LLM-as-a-Judge has emerged as a well-liked strategy to grade natural language outputs from LLM applications, but how can we know which models make the very best judges?
We’re excited to launch Judge Arena – a platform that lets anyone easily compare models as judges side-by-side. Just run the judges on a test sample and vote which judge you agree with most. The outcomes will likely be organized right into a leaderboard that displays the very best judges.
Judge Arena
Crowdsourced, randomized battles have proven effective at benchmarking LLMs. LMSys’s Chatbot Arena has collected over 2M votes and is highly regarded as a field-test to discover the very best language models. Since LLM evaluations aim to capture human preferences, direct human feedback can be key to determining which AI judges are most helpful.
How it really works
- Select your sample for evaluation:
- Let the system randomly generate a 👩 User Input / 🤖 AI Response pair
- OR input your individual custom sample
- Two LLM judges will:
- Rating the response
- Provide their reasoning for the rating
-
Review each judges’ evaluations and vote for the one which best aligns along with your judgment
(We recommend reviewing the scores first before comparing critiques)
After each vote, you may:
- Regenerate judges: Get recent evaluations of the identical sample
- Start a 🎲 Latest round: Randomly generate a brand new sample to be evaluated
- OR, input a brand new custom sample to be evaluated
To avoid bias and potential abuse, the model names are only revealed after a vote is submitted.
Chosen Models
Judge Arena focuses on the LLM-as-a-Judge approach, and due to this fact only includes generative models (excluding classifier models that solely output a rating). We formalize our selection criteria for AI judges as the next:
- The model should possess the power to attain AND critique other models’ outputs effectively.
- The model needs to be prompt-able to guage in several scoring formats, for various criteria.
We chosen 18 state-of-the-art LLMs for our leaderboard. While many are open-source models with public weights, we also included proprietary API models to enable direct comparison between open and closed approaches.
- OpenAI (GPT-4o, GPT-4 Turbo, GPT-3.5 Turbo)
- Anthropic (Claude 3.5 Sonnet / Haiku, Claude 3 Opus / Sonnet / Haiku)
- Meta (Llama 3.1 Instruct Turbo 405B / 70B / 8B)
- Alibaba (Qwen 2.5 Instruct Turbo 7B / 72B, Qwen 2 Instruct 72B)
- Google (Gemma 2 9B / 27B)
- Mistral (Instruct v0.3 7B, Instruct v0.1 7B)
The present list represents the models mostly utilized in AI evaluation pipelines. We stay up for adding more models if our leaderboard proves to be useful.
The Leaderboard
The votes collected from the Judge Arena will likely be compiled and displayed on a dedicated public leaderboard. We calculate an Elo rating for every model and can update the leaderboard hourly.
Early Insights
These are only very early results, but here’s what we’ve observed to date:
- Mixture of top performers between proprietary and open source: GPT-4 Turbo leads by a narrow margin however the Llama and Qwen models are extremely competitive, surpassing nearly all of proprietary models
- Smaller models show impressive performance: Qwen 2.5 7B and Llama 3.1 8B are performing remarkably well and competing with much larger models.

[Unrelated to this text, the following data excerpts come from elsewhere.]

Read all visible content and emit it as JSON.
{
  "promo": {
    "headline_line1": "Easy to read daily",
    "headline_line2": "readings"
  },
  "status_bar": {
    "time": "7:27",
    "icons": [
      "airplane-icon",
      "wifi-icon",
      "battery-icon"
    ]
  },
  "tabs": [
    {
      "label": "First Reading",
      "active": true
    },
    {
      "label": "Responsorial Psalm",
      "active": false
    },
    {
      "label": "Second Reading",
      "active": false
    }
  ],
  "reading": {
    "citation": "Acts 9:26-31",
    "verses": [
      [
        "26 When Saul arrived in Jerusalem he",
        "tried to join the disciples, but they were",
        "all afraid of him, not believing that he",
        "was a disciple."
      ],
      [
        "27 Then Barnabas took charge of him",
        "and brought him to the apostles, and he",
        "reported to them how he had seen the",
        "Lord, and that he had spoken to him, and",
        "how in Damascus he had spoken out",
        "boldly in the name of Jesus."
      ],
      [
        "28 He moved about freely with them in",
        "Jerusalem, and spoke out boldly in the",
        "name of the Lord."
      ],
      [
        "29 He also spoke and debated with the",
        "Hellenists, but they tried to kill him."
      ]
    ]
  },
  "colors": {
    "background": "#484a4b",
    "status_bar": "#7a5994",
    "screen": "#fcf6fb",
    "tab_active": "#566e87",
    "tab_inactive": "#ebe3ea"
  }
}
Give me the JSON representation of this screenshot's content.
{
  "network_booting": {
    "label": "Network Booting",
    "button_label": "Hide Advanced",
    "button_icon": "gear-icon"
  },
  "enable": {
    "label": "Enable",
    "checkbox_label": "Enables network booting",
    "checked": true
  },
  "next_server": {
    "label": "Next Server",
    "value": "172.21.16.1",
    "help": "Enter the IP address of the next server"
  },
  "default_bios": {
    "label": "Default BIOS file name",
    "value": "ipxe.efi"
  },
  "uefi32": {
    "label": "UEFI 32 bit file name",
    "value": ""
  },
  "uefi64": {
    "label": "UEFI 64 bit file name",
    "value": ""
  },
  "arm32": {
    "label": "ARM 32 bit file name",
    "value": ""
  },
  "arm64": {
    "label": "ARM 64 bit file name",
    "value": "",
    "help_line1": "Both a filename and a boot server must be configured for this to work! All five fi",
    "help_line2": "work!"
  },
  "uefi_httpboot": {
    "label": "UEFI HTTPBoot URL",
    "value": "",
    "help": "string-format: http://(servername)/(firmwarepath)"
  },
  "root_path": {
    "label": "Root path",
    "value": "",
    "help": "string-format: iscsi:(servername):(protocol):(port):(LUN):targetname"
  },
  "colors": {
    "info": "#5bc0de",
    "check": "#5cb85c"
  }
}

As we gather more data, we hope to raised understand the connection between model scale and judging ability
- Preliminary empirical support for emerging research: LLM-as-a-Judge literature suggests that Llama models are well-suited as base models, demonstrating strong out-of-the-box performance on evaluation benchmarks. Several approaches including Lynx, Auto-J, and SFR-LLaMA-3.1-Judge opted to start out with Llama models before post-training for evaluation capabilities. Our provisional results align with this trend, showing Llama 3.1 70B and 405B rating 2nd and third, respectively
Because the leaderboard shapes out over the approaching weeks, we stay up for sharing further evaluation on results on our blog.
How you can contribute
We hope the Judge Arena is a helpful resource for the community. By contributing to this leaderboard, you’ll help developers determine which models to make use of of their evaluation pipeline. We’re committed to sharing 20% of the anonymized voting data in the approaching months as we hope developers, researchers and users will leverage our findings to construct more aligned evaluators.

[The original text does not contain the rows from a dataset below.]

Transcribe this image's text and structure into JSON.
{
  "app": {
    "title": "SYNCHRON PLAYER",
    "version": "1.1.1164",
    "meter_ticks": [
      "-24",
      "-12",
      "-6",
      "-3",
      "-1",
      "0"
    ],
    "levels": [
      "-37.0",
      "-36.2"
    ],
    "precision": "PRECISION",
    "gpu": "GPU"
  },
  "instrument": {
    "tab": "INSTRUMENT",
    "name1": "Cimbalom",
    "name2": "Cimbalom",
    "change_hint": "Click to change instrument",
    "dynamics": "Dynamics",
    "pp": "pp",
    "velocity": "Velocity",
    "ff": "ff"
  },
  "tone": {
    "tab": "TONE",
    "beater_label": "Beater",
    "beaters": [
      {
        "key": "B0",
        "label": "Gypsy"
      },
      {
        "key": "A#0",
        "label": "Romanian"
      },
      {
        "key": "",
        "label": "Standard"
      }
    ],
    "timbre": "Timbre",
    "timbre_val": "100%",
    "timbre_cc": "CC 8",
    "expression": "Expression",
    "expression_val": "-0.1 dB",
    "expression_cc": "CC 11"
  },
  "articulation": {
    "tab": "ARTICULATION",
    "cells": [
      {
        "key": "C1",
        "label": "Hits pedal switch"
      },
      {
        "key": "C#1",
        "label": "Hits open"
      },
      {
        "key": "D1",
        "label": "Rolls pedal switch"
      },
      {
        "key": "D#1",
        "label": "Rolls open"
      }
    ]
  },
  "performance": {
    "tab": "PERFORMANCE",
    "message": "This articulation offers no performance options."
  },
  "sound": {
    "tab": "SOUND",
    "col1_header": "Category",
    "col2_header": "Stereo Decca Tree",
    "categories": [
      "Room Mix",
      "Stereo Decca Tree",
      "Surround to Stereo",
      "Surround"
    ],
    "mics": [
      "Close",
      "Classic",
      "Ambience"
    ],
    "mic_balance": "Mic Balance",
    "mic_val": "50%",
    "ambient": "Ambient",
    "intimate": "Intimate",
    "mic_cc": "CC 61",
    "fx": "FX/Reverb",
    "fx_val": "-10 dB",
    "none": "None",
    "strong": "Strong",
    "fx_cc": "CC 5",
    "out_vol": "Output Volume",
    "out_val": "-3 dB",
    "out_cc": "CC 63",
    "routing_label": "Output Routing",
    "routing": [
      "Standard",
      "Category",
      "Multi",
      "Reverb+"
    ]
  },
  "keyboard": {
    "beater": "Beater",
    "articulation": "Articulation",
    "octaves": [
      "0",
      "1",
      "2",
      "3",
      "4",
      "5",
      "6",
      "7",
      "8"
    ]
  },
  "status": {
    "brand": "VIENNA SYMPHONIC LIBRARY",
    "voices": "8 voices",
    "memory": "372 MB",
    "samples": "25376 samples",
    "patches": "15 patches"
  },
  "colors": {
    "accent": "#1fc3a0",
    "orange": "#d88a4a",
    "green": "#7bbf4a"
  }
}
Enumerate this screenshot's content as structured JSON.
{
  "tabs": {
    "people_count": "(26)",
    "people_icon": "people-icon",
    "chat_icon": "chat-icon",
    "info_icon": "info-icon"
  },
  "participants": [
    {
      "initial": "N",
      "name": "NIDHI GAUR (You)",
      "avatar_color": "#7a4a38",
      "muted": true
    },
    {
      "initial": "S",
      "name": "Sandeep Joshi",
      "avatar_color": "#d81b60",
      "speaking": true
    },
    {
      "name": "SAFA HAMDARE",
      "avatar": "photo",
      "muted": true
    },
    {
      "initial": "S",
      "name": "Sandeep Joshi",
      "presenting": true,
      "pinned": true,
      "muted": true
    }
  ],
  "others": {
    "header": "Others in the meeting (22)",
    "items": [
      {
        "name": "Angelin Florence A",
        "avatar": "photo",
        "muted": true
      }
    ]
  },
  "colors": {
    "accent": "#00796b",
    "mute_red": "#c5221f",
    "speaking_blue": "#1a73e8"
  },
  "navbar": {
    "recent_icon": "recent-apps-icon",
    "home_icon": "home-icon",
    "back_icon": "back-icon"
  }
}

We’d love to listen to your feedback! For general feature requests or to submit / suggest recent models so as to add to the world, please open up a discussion within the community tab or refer to us on Discord. Don’t hesitate to tell us if you’ve got questions or suggestions by messaging us on X/Twitter.

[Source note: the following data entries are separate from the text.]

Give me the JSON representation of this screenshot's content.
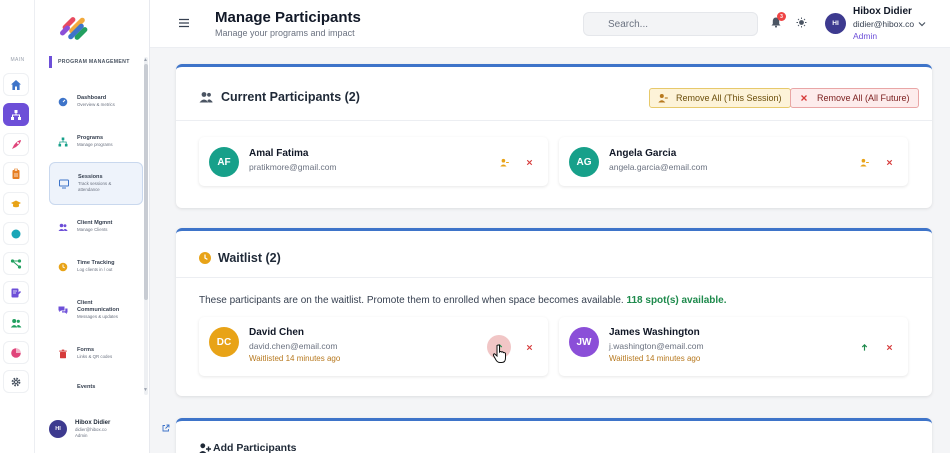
{
  "rail": {
    "label": "MAIN",
    "items": [
      {
        "icon": "home-icon",
        "color": "#3e74c9"
      },
      {
        "icon": "hierarchy-icon",
        "color": "#ffffff",
        "active": true
      },
      {
        "icon": "rocket-icon",
        "color": "#e0457b"
      },
      {
        "icon": "clipboard-icon",
        "color": "#e67e22"
      },
      {
        "icon": "graduation-cap-icon",
        "color": "#e8a317"
      },
      {
        "icon": "circle-icon",
        "color": "#1aa6b7"
      },
      {
        "icon": "flow-icon",
        "color": "#22a060"
      },
      {
        "icon": "edit-doc-icon",
        "color": "#6d4fd8"
      },
      {
        "icon": "users-icon",
        "color": "#22a060"
      },
      {
        "icon": "pie-chart-icon",
        "color": "#e0457b"
      },
      {
        "icon": "gear-icon",
        "color": "#4b5563"
      }
    ]
  },
  "nav": {
    "heading": "PROGRAM MANAGEMENT",
    "items": [
      {
        "title": "Dashboard",
        "sub": "Overview & metrics",
        "icon": "dashboard-icon"
      },
      {
        "title": "Programs",
        "sub": "Manage programs",
        "icon": "hierarchy-icon"
      },
      {
        "title": "Sessions",
        "sub": "Track sessions & attendance",
        "icon": "monitor-icon",
        "active": true
      },
      {
        "title": "Client Mgmnt",
        "sub": "Manage Clients",
        "icon": "users-icon"
      },
      {
        "title": "Time Tracking",
        "sub": "Log clients in / out",
        "icon": "clock-icon"
      },
      {
        "title": "Client Communication",
        "sub": "Messages & updates",
        "icon": "chat-icon"
      },
      {
        "title": "Forms",
        "sub": "Links & QR codes",
        "icon": "trash-icon"
      },
      {
        "title": "Events",
        "sub": "",
        "icon": ""
      }
    ],
    "user": {
      "initials": "HI",
      "name": "Hibox Didier",
      "email": "didier@hibox.co",
      "role": "Admin"
    }
  },
  "header": {
    "title": "Manage Participants",
    "subtitle": "Manage your programs and impact",
    "search_placeholder": "Search...",
    "notification_count": "3",
    "user": {
      "initials": "HI",
      "name": "Hibox Didier",
      "email": "didier@hibox.co",
      "role": "Admin"
    }
  },
  "current": {
    "title": "Current Participants (2)",
    "remove_session": "Remove All (This Session)",
    "remove_future": "Remove All (All Future)",
    "participants": [
      {
        "initials": "AF",
        "name": "Amal Fatima",
        "email": "pratikmore@gmail.com"
      },
      {
        "initials": "AG",
        "name": "Angela Garcia",
        "email": "angela.garcia@email.com"
      }
    ]
  },
  "waitlist": {
    "title": "Waitlist (2)",
    "note": "These participants are on the waitlist. Promote them to enrolled when space becomes available.",
    "spots": "118 spot(s) available.",
    "participants": [
      {
        "initials": "DC",
        "name": "David Chen",
        "email": "david.chen@email.com",
        "status": "Waitlisted 14 minutes ago"
      },
      {
        "initials": "JW",
        "name": "James Washington",
        "email": "j.washington@email.com",
        "status": "Waitlisted 14 minutes ago"
      }
    ]
  },
  "add": {
    "title": "Add Participants"
  },
  "colors": {
    "accent": "#6d4fd8",
    "blue": "#3e74c9",
    "teal": "#17a08a",
    "orange": "#e8a317",
    "purple": "#8b4fd8",
    "danger": "#d63b3b",
    "success": "#1e8a4c"
  }
}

Atla currently funds this out of our own pocket. We’re on the lookout for API credits (with no strings attached) to support this community effort – please get in contact at support@atla-ai.com if you happen to are all for collaborating 🤗
Credits
Because of all the oldsters who helped test this arena and shout out to the LMSYS team for the inspiration. Special mention to Clémentine Fourrier and the Hugging Face team for making this possible!